Depuis son discours controversé lors de la Convention de la droite le 28 septembre dernier, le cas Eric Zemmour pose question. Doit-on lui laisser la parole comme LCI l'a fait ? Ou comme Cnews le fait depuis ce lundi dans une nouvelle émission quotidienne qui lui laisse la parole ? Le débat pourrait se résumer à deux points : soit faire taire le polémiste et lui donner une image de "martyr" qu'il tirera probablement à profit, soit lui laisser la parole et faire le relais de ses propos. Compliqué.

Mais entre le faire taire et ne pas lui laisser un boulevard, il y a une différence. Cnews, la chaîne de Vincent Bolloré, a décidé de lui laisser un espace de débat, "dans le respect du droit et des valeurs de la chaîne", espère la Société des Rédacteurs (SDR) de Cnews, réticente mais forcée d'accepter sa venue.

En tout cas, mardi soir, Eric Zemmour en a profité pour donner son avis non pas sur l'islam ou les femmes cette fois, mais sur les homosexuels. La discussion a rapidement dévié sur le sujet et Christine Kelly, qui dirigeait les échanges, lui a alors posé la question: "Choisit-on sa sexualité Éric Zemmour ?"

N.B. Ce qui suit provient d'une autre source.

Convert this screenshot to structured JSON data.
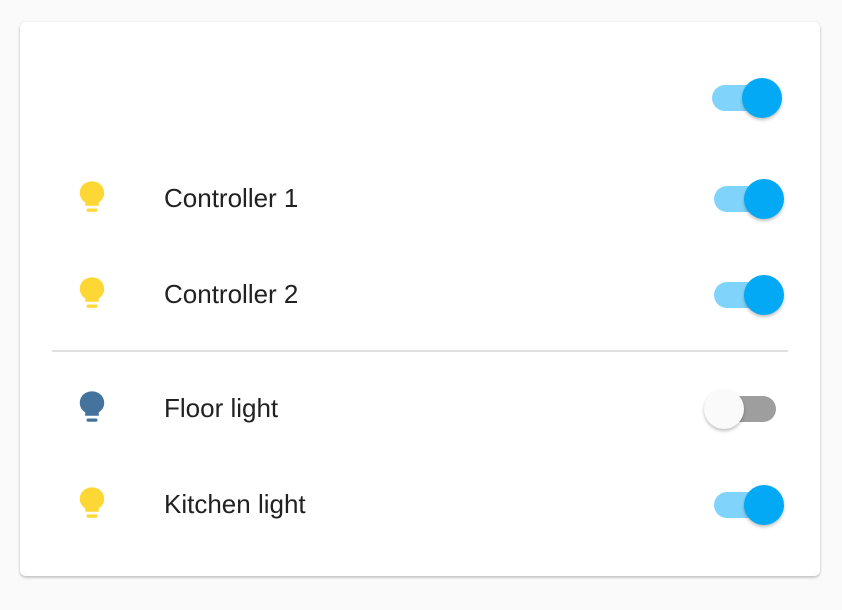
{
  "colors": {
    "accent": "#03a9f4",
    "accent_track": "#80d4fb",
    "bulb_on": "#fdd835",
    "bulb_off": "#44739e",
    "toggle_off_track": "#9e9e9e"
  },
  "header": {
    "master_toggle": {
      "state": "on"
    }
  },
  "entities": [
    {
      "label": "Controller 1",
      "icon": "lightbulb-icon",
      "state": "on"
    },
    {
      "label": "Controller 2",
      "icon": "lightbulb-icon",
      "state": "on"
    },
    {
      "label": "Floor light",
      "icon": "lightbulb-icon",
      "state": "off"
    },
    {
      "label": "Kitchen light",
      "icon": "lightbulb-icon",
      "state": "on"
    }
  ]
}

"Bien sûr que l'on choisit sa sexualité. Jusqu'à preuve du contraire c'est un choix", lui a immédiatement répondu le polémiste français. Et d'en rajouter, en faisant référence à la PMA: "On fait des lois pour une minorité de personnes qui ont une influence sur l'Etat. Les homosexuels ont le droit de fonder des familles, ils en ont toujours fondé d’ailleurs. Ils ont le droit, les hommes de coucher avec des femmes et les femmes de coucher avec des hommes. S’ils ne veulent pas coucher avec des hommes ou coucher avec des femmes, c’est leur responsabilité. On assume ses choix: soit on couche avec l’autre sexe et on fait des enfants, soit on ne couche pas avec l’autre sexe et on n’a pas d’enfants”. Il a parachevé ses propos chocs en qualifiant les "désirs d'enfants" des homosexuels comme étant des "caprices".